The Ramanujan Journal ( IF 0.6 ) Pub Date : 2021-05-06 , DOI: 10.1007/s11139-021-00403-0 Min Bian , Houqing Fang , Xiao Qian Huang , Olivia X. M. Yao
The definitions of the rank and crank for overpartitions were given by Bringmann, Lovejoy and Osburn. Let \(\overline{N}(s,l;n)\) (resp. \(\overline{M}(s,l;n)\), \(\overline{M2}(s,l;n)\)) denote the number of overpartitions of n with rank (resp. the first residual crank, the second residual crank) congruent to s modulo l. The rank differences of overpartitions modulo 3, 5, 6, 7 and 10 were determined. In this paper, we establish the generating functions for \(\overline{N}(s,l;n)\), \(\overline{M}(s,l;n)\) and \(\overline{M2}(s,l;n)\) with \(l=4, 8\) by utilizing Appell–Lerch sums and theta function identities. Moreover, in light of these generating functions, we obtain some equalities and inequalities on ranks and cranks of overpartitions modulo 4 and 8.
中文翻译:
等级,超分区的曲柄和Appell-Lerch总和
Bringmann,Lovejoy和Osburn给出了分区的等级和曲柄的定义。

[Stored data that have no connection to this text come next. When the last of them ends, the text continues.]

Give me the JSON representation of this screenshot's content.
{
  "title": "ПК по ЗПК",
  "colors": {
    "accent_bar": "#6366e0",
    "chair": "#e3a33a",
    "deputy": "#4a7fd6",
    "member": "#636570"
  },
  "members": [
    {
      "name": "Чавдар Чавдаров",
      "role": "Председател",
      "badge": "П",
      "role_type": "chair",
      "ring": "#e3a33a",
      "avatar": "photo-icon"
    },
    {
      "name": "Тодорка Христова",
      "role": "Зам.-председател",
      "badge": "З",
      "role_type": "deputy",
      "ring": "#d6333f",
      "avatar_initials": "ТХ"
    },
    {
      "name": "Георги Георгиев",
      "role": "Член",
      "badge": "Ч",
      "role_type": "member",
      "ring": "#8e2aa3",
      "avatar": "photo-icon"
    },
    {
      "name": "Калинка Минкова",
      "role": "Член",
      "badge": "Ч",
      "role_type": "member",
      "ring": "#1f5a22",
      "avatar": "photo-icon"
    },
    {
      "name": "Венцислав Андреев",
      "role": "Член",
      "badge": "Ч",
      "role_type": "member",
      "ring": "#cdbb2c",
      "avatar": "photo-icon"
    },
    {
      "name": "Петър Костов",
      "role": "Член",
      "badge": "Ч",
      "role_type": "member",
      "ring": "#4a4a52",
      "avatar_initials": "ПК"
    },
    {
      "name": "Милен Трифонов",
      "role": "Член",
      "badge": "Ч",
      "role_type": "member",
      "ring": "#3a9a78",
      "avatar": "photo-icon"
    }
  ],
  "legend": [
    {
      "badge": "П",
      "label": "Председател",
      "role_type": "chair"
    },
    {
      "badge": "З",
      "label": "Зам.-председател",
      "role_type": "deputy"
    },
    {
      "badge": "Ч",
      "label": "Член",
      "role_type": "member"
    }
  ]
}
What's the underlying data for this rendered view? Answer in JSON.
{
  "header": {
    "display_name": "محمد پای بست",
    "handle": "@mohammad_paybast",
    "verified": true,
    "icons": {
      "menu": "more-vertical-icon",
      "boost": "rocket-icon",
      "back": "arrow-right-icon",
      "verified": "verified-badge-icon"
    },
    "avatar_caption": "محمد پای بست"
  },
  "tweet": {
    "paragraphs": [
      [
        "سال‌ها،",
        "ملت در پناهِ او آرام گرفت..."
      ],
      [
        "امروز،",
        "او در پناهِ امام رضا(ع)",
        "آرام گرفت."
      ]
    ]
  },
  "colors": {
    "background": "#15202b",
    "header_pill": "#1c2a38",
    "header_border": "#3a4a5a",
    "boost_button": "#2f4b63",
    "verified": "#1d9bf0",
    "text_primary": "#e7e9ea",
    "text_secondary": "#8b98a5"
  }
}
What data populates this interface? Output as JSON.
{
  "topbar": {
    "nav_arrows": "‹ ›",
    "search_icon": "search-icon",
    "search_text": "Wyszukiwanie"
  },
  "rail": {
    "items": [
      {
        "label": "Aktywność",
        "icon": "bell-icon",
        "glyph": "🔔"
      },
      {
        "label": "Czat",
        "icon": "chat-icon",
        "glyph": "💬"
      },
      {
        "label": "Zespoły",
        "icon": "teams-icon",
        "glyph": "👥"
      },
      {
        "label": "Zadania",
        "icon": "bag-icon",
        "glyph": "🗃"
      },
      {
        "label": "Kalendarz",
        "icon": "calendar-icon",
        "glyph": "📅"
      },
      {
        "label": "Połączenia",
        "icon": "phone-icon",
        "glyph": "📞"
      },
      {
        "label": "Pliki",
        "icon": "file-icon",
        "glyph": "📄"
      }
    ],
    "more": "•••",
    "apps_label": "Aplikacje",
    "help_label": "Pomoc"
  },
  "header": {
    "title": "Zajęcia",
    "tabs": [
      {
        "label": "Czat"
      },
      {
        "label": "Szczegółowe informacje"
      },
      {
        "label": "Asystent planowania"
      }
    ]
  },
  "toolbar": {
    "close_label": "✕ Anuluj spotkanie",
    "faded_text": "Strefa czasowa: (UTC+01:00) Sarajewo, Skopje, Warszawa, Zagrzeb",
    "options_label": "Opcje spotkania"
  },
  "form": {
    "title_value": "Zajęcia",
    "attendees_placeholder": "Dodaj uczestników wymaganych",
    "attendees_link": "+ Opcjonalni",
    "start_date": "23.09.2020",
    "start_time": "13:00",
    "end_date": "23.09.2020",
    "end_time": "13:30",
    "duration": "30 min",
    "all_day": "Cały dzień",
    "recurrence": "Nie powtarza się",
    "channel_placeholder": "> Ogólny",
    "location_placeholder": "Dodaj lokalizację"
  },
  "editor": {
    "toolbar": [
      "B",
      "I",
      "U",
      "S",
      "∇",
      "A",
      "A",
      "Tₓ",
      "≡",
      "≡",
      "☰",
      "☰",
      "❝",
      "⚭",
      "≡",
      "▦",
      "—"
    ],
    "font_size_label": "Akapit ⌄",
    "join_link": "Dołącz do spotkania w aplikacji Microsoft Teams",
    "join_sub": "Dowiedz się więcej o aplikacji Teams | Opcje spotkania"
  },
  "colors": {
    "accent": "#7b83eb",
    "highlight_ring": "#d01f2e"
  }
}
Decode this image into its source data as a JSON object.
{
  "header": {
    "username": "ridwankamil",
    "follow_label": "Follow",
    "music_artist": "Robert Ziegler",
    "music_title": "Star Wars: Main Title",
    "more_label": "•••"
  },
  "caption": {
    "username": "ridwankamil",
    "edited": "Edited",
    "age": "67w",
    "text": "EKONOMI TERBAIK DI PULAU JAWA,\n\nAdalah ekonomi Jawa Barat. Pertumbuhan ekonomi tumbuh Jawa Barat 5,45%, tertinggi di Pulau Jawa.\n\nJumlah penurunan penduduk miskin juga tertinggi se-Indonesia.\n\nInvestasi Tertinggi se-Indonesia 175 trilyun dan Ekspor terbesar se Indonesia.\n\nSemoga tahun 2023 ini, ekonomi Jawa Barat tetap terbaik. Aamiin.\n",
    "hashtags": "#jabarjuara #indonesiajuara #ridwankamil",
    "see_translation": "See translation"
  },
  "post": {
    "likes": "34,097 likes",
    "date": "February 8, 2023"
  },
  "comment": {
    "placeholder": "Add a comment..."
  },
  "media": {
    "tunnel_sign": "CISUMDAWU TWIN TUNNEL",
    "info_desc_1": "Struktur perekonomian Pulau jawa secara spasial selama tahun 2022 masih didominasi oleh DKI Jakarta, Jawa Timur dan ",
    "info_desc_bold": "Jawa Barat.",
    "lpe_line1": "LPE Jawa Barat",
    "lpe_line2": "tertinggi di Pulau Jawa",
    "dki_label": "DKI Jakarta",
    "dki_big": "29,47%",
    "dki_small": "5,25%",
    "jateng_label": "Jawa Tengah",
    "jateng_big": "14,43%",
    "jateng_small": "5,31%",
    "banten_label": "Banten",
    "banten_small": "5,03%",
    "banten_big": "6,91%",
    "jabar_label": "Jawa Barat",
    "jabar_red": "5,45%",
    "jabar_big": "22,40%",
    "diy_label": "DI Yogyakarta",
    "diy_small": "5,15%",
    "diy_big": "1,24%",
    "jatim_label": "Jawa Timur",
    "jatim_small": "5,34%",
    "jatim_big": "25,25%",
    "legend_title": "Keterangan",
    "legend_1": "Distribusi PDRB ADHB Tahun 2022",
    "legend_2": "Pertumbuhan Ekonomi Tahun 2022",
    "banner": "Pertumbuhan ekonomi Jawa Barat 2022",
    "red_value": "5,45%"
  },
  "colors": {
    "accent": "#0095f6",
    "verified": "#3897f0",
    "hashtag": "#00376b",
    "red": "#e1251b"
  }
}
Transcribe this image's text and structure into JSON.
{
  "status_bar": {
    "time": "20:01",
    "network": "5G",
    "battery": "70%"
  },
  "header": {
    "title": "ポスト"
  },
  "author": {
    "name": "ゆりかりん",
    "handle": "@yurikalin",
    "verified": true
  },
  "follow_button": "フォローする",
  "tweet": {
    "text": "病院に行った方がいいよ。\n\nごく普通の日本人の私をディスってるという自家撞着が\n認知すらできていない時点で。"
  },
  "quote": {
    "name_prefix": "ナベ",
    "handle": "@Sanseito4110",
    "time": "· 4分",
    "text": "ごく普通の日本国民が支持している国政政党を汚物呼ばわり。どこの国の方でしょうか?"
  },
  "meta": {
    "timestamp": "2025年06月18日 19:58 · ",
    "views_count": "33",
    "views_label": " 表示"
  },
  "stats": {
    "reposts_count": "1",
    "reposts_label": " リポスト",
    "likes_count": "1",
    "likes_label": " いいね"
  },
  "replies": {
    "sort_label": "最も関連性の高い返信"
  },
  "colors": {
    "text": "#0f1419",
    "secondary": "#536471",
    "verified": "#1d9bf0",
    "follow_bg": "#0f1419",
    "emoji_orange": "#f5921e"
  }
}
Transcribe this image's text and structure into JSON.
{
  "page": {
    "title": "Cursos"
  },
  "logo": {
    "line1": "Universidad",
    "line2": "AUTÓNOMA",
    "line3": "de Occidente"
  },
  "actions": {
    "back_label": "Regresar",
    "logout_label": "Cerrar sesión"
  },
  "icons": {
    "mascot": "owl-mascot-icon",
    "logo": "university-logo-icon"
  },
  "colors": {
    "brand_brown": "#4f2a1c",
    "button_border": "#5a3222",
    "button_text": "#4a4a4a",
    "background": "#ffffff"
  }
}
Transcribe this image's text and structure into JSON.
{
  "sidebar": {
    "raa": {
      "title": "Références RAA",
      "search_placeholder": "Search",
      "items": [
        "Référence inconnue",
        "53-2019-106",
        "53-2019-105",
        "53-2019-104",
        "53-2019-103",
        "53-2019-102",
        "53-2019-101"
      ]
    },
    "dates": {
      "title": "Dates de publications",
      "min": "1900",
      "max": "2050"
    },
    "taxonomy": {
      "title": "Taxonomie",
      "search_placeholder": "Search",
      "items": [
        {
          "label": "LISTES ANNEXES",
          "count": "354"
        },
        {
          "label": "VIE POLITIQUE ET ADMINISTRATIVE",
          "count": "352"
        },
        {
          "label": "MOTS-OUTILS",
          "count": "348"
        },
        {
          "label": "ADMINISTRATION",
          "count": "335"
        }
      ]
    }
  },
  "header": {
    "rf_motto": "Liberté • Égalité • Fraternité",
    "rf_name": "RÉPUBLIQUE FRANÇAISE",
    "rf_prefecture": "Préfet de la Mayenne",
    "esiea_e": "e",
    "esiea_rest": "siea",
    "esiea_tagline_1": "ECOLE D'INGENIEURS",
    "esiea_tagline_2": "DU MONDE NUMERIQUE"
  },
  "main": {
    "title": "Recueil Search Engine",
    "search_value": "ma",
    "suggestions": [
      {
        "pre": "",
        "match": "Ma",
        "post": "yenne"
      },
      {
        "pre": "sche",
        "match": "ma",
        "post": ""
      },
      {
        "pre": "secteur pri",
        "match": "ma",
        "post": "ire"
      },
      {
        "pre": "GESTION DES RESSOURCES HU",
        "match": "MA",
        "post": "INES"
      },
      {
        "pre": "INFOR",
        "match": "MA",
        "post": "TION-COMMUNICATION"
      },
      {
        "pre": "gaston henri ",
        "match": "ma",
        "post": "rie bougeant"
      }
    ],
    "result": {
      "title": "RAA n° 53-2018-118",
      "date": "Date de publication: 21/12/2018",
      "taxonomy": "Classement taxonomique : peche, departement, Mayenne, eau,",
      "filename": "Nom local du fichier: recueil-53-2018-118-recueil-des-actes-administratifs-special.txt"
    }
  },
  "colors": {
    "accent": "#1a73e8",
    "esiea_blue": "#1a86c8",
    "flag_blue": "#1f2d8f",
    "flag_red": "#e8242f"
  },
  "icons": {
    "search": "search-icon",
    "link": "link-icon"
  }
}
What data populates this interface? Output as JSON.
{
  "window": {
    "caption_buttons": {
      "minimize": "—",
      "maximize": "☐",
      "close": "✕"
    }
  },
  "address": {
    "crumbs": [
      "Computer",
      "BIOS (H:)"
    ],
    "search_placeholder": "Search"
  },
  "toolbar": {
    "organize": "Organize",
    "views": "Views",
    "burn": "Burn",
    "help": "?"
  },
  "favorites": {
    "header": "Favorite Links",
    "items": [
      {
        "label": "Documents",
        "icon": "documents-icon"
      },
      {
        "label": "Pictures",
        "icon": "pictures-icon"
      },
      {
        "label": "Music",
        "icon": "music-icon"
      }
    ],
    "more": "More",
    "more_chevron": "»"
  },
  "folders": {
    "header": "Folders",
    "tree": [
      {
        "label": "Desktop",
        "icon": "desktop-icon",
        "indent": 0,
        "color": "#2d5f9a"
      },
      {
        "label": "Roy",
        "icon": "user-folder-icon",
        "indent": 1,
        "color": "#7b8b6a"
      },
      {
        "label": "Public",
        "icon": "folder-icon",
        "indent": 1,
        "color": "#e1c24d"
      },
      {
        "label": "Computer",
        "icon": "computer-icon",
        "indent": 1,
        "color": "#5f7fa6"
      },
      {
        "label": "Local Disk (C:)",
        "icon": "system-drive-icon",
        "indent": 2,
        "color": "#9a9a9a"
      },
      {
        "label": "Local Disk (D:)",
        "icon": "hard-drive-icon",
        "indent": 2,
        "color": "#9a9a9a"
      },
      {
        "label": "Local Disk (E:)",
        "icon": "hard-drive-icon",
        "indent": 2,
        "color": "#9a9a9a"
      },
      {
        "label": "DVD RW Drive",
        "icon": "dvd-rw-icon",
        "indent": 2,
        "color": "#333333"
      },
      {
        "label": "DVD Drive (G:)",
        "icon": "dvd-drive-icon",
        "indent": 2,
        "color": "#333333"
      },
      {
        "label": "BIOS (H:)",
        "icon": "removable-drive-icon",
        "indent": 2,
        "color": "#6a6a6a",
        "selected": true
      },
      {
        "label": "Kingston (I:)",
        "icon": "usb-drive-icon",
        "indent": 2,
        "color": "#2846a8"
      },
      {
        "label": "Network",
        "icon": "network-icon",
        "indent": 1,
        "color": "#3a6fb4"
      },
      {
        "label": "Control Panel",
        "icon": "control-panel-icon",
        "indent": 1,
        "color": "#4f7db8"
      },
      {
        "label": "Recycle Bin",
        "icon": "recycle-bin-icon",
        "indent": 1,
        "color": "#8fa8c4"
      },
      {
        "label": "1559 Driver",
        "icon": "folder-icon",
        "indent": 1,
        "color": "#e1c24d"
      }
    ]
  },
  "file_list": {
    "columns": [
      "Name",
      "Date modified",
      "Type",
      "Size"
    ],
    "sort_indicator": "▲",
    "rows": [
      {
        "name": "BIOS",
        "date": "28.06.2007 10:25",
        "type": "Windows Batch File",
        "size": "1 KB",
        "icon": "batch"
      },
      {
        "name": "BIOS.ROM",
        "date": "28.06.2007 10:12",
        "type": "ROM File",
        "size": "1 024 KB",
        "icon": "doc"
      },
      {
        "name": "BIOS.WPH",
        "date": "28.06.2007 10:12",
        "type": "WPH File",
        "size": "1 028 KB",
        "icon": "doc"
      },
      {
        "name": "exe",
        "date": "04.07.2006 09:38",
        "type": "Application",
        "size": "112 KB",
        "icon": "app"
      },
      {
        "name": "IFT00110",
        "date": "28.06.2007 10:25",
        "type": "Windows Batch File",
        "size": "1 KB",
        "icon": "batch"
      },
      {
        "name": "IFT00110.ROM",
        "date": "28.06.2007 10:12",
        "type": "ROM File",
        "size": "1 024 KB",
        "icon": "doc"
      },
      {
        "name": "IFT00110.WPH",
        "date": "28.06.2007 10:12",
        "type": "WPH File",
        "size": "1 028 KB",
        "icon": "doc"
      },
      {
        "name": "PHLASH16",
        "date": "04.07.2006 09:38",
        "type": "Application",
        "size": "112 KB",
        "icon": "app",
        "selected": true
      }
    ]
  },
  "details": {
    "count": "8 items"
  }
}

让\(\ overline {N}(s,l; n)\)(resp。\(\ overline {M}(s,l; n)\),\(\ overline {M2}(s,l; n )\))表示n的超分区数,其秩(分别为第一个残差曲柄,第二个残差曲柄)与s模l一致。确定以3、5、6、7和10为模的超分区的秩差。在本文中,我们为\(\ overline {N}(s,l; n)\),\(\ overline {M}(s,l; n)\)和\(\ overline {M2 }(s,l; n)\)与\(l = 4,8 \)通过利用Appell-Lerch的总和和theta函数恒等式。此外,根据这些生成函数,我们得到模数为4和8的过分配的秩和曲柄上的一些等式和不等式。